A Message from the Ghost of Editors Past
Julius Wroblewski, MD, FRCPC
Julius Wroblewski, MD, FRCPC, is with the laboratory at Mount Saint Joseph Hospital, Vancouver, British Columbia. Email: jwroblewski@providencehealth.bc.ca.
When I had my “walk in the snow” moment and decided to relinquish the editorship of the CAP Newsletter, I never guessed I would be courted some years later to help write its epitaph. But I am glad to be of service once again.
The plan and vision is, of course, to have the new Canadian Journal of Pathology succeed the old newsletter. I’ve got to admit it’s a bold plan, the creation of a more academically oriented publication (with the possible retention of some old Newsletter functions, too). CJP will be entering an academic journal market already populated with some 500-pound gorillas. Yikes, I’d feel like a mechanic trying to expand and take on the Big Three carmakers. But it might take only one or two hot research pieces for the greater pathology world to take notice. Just one Watson & Crick performance and the game will be on. It’s up to the CAP membership to make this happen.
The idea of a self-sustaining pathology journal is a wonderful thought, too. High-profile ads could give the journal the revenue to be bold and creative in its product. Just don’t let those advertisers think they’re buying soul as well as print space. (Don’t you just hate how all those NHL stadiums feel the need to name themselves after corporate sponsors? Just wait until one hockey city christens its arena Viagra Place. Try explaining that to your 7-year-old kid.)

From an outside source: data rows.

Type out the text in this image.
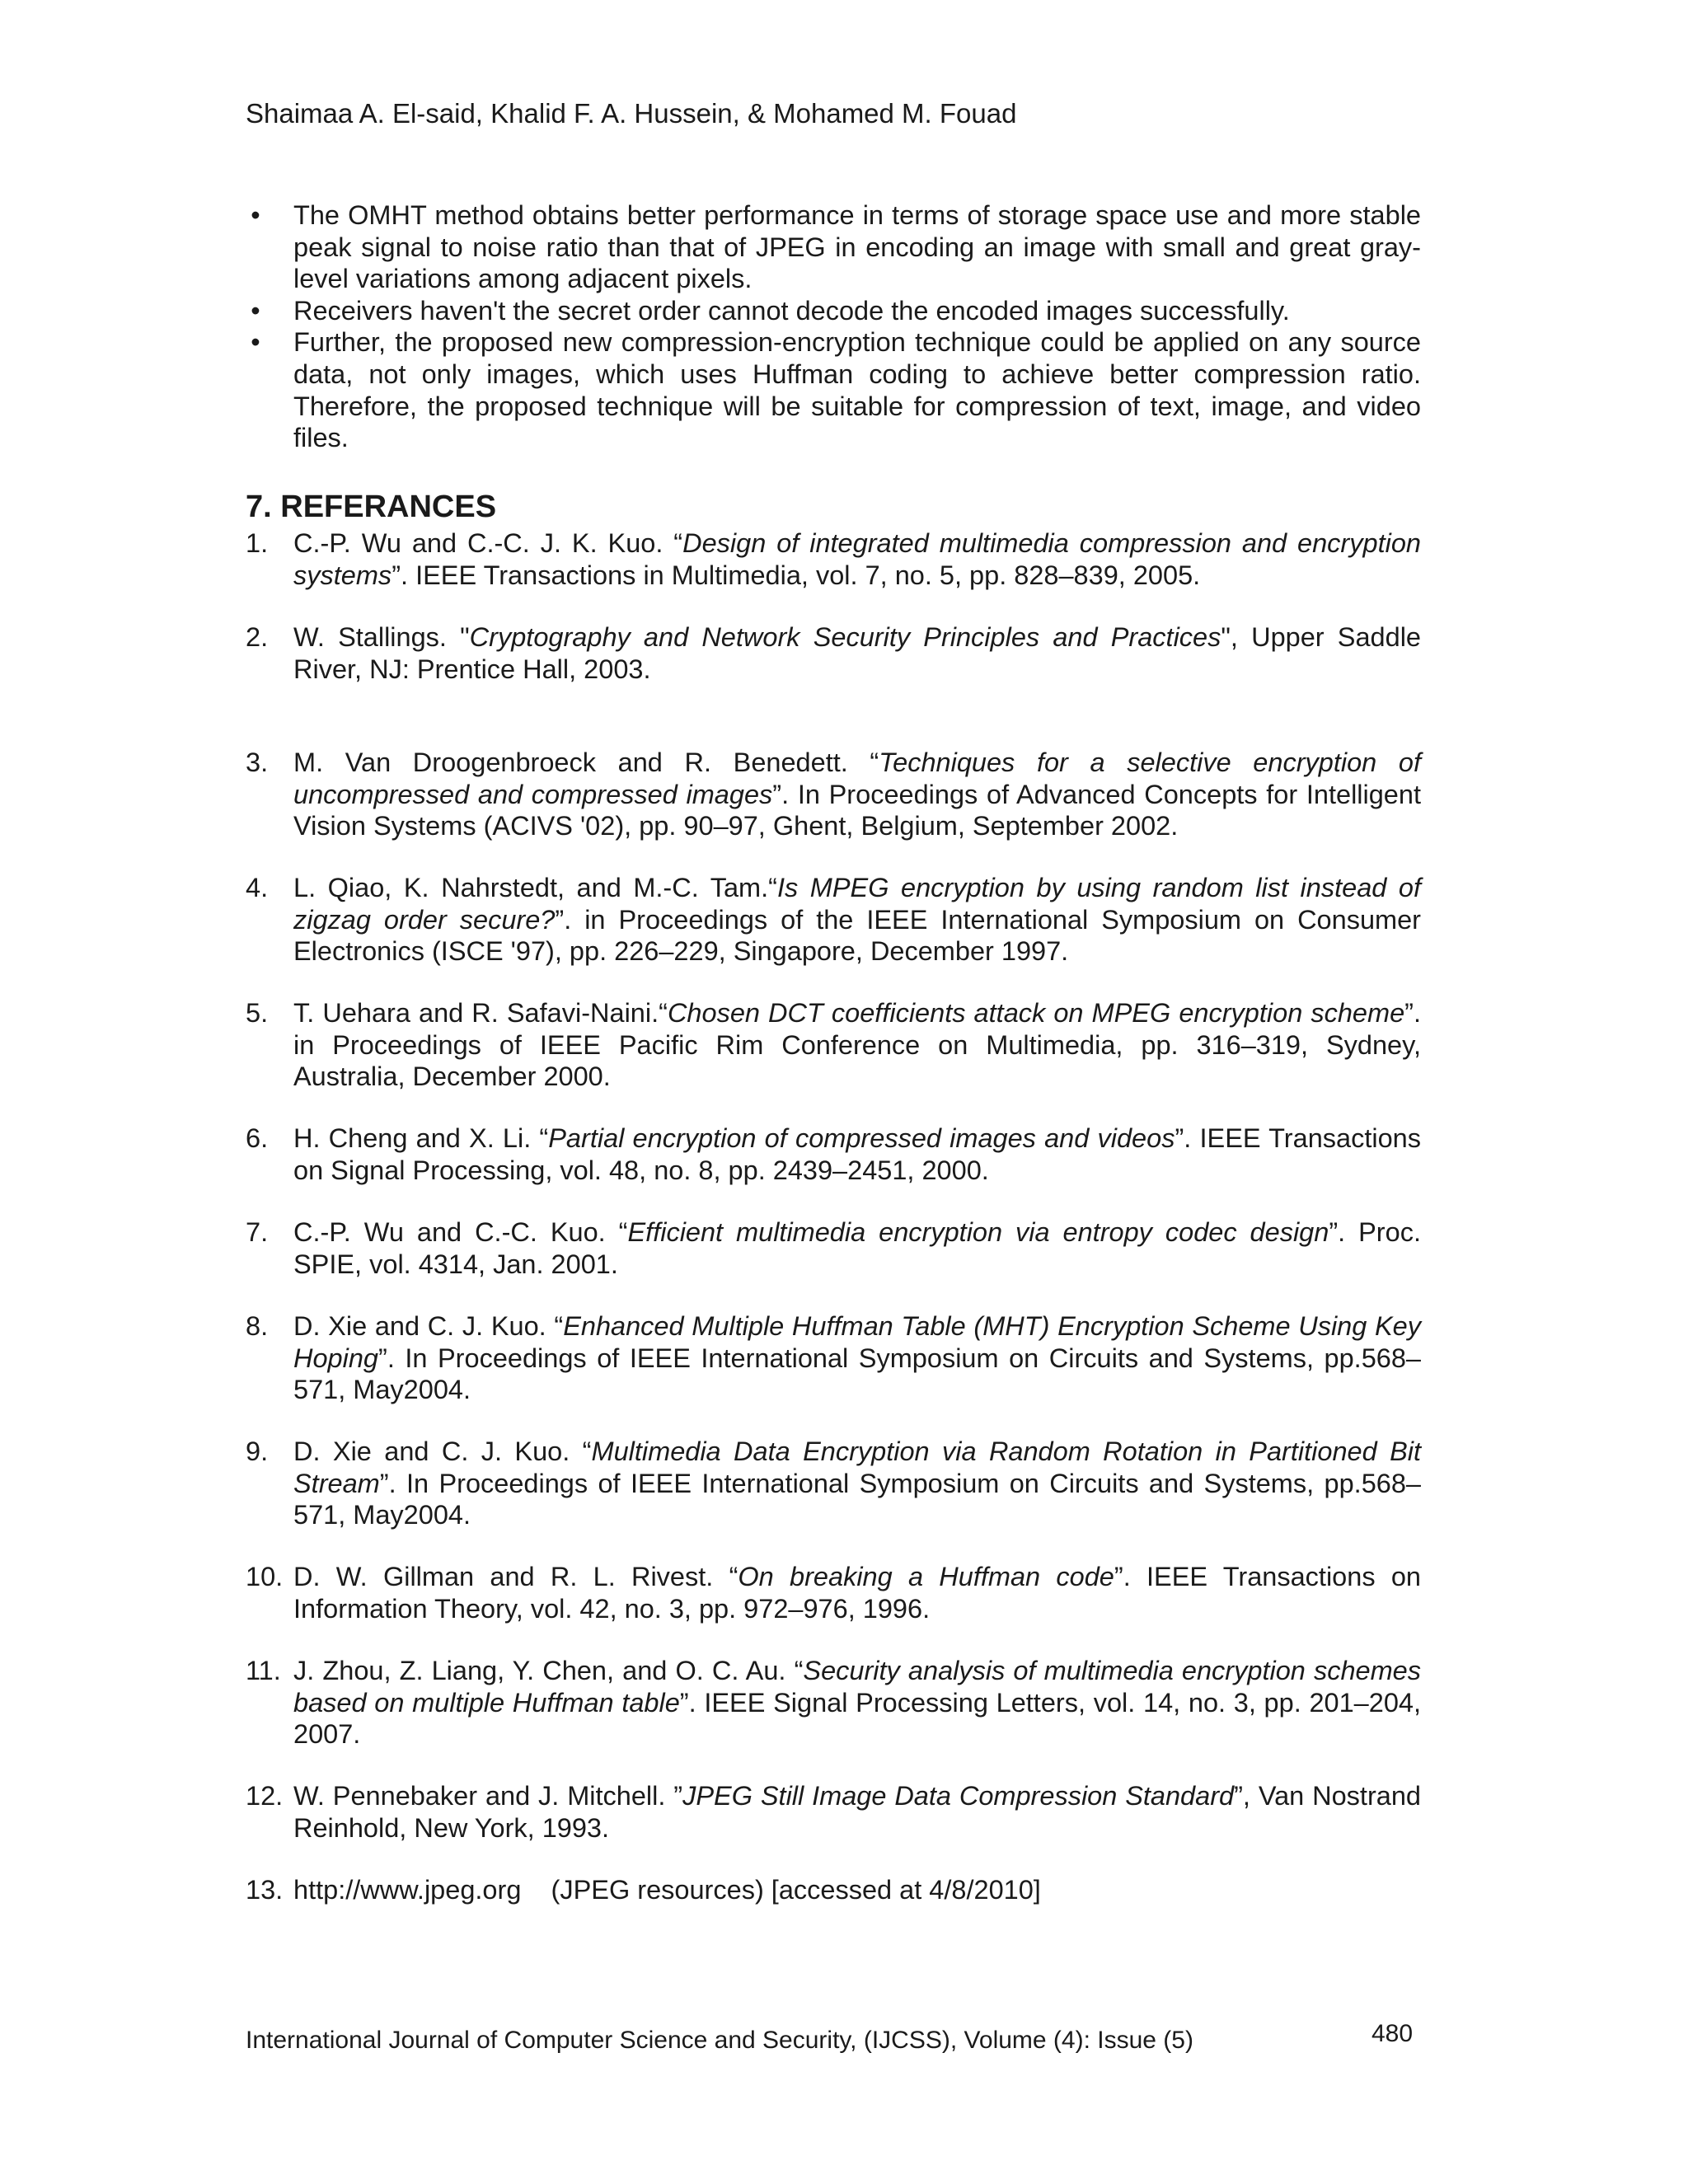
Shaimaa A. El-said, Khalid F. A. Hussein, & Mohamed M. Fouad
• The OMHT method obtains better performance in terms of storage space use and more stable peak signal to noise ratio than that of JPEG in encoding an image with small and great gray-level variations among adjacent pixels.
• Receivers haven't the secret order cannot decode the encoded images successfully.
• Further, the proposed new compression-encryption technique could be applied on any source data, not only images, which uses Huffman coding to achieve better compression ratio. Therefore, the proposed technique will be suitable for compression of text, image, and video files.
7. REFERANCES
1. C.-P. Wu and C.-C. J. K. Kuo. “Design of integrated multimedia compression and encryption systems”. IEEE Transactions in Multimedia, vol. 7, no. 5, pp. 828–839, 2005.
2. W. Stallings. "Cryptography and Network Security Principles and Practices", Upper Saddle River, NJ: Prentice Hall, 2003.
3. M. Van Droogenbroeck and R. Benedett. “Techniques for a selective encryption of uncompressed and compressed images”. In Proceedings of Advanced Concepts for Intelligent Vision Systems (ACIVS '02), pp. 90–97, Ghent, Belgium, September 2002.
4. L. Qiao, K. Nahrstedt, and M.-C. Tam.“Is MPEG encryption by using random list instead of zigzag order secure?”. in Proceedings of the IEEE International Symposium on Consumer Electronics (ISCE '97), pp. 226–229, Singapore, December 1997.
5. T. Uehara and R. Safavi-Naini.“Chosen DCT coefficients attack on MPEG encryption scheme”. in Proceedings of IEEE Pacific Rim Conference on Multimedia, pp. 316–319, Sydney, Australia, December 2000.
6. H. Cheng and X. Li. “Partial encryption of compressed images and videos”. IEEE Transactions on Signal Processing, vol. 48, no. 8, pp. 2439–2451, 2000.
7. C.-P. Wu and C.-C. Kuo. “Efficient multimedia encryption via entropy codec design”. Proc. SPIE, vol. 4314, Jan. 2001.
8. D. Xie and C. J. Kuo. “Enhanced Multiple Huffman Table (MHT) Encryption Scheme Using Key Hoping”. In Proceedings of IEEE International Symposium on Circuits and Systems, pp.568–571, May2004.
9. D. Xie and C. J. Kuo. “Multimedia Data Encryption via Random Rotation in Partitioned Bit Stream”. In Proceedings of IEEE International Symposium on Circuits and Systems, pp.568–571, May2004.
10. D. W. Gillman and R. L. Rivest. “On breaking a Huffman code”. IEEE Transactions on Information Theory, vol. 42, no. 3, pp. 972–976, 1996.
11. J. Zhou, Z. Liang, Y. Chen, and O. C. Au. “Security analysis of multimedia encryption schemes based on multiple Huffman table”. IEEE Signal Processing Letters, vol. 14, no. 3, pp. 201–204, 2007.
12. W. Pennebaker and J. Mitchell. ”JPEG Still Image Data Compression Standard”, Van Nostrand Reinhold, New York, 1993.
13. http://www.jpeg.org    (JPEG resources) [accessed at 4/8/2010]
International Journal of Computer Science and Security, (IJCSS), Volume (4): Issue (5)	480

One great benefit I got from my tour of duty as newsletter editor was getting to peer into a different world, that of publishing. And I don’t just mean the day-to-day mechanics of slapping copy together. The times that I drew from external sources for articles or images granted me experiences of all kinds. There were the publications and publishing houses that were gracious in taking the trouble to do business with a print pipsqueak like me, with correspondence and service that seemed to be comparable to that granted to Random House. Once I even got the chance to successfully ask an author himself (a gifted physician-writer) for publishing permission and, in gratitude, sent him copies. (I wonder what he thought of the outcome.) There was that time when I so wanted to reproduce a most eclectic and witty piece of cartooning, but was stymied by a proprietor that just didn’t understand the folly of pricing oneself out of the market. And then there was the futile attempt to get permission to reproduce a classic journalist’s essay, only to be stonewalled by an arrogant publishing house that subjected me to a varied diet of neglect and half-hearted action. In desperation, I eventually obtained the contact info for the author’s estate, only to be totally ignored when contact was attempted. Gee whiz, I thought to myself. Are the red-hot rubles of an honest but humble pathology publication tainted beyond hope of redemption? Channelling Rodney Dangerfield – “I don’t get no respect! No respect at all!”
As an aside, let me tell you of some continuing medical education gleanings from a series of Harvard Medical School conferences I have attended, these being on the topic of publishing for medical professionals. The lesson that stuck in my mind was the minefield that awaits anyone who fancies that bearing an MD makes one more likely to break into the New York Times Best-Seller List. Never mind the “for starters” of the nature of the market, which is the cold fact that few of the few that get published can ever hope to quit their day jobs. A book printing is like an oil-well drilling: most flop. Even getting to the printing stage is the result of surviving a sadist’s gauntlet of a courtship of both publishers and literary agents who are bombarded to the point of exhaustion by innumerable Crichton wannabes whom they are likely to regard as feral dogs until proven otherwise. I get the inkling that the temper of interactions on the way to the top is expressed in that coarse Russian saying about power relationships: “You’re the boss, I’m s**t. I’m the boss, you’re s**t.”
Well, the relationship between your editors and the CAP membership was never the nasty Hobbesian world described above. I loved the chance to feature all kinds of interesting inputs from our community, and my only regret is that I wasn’t showered with more. Let’s hope that Canadian Journal of Pathology is embraced by one and all as both a reference and a platform.
Cheers, and thanks for all the memories.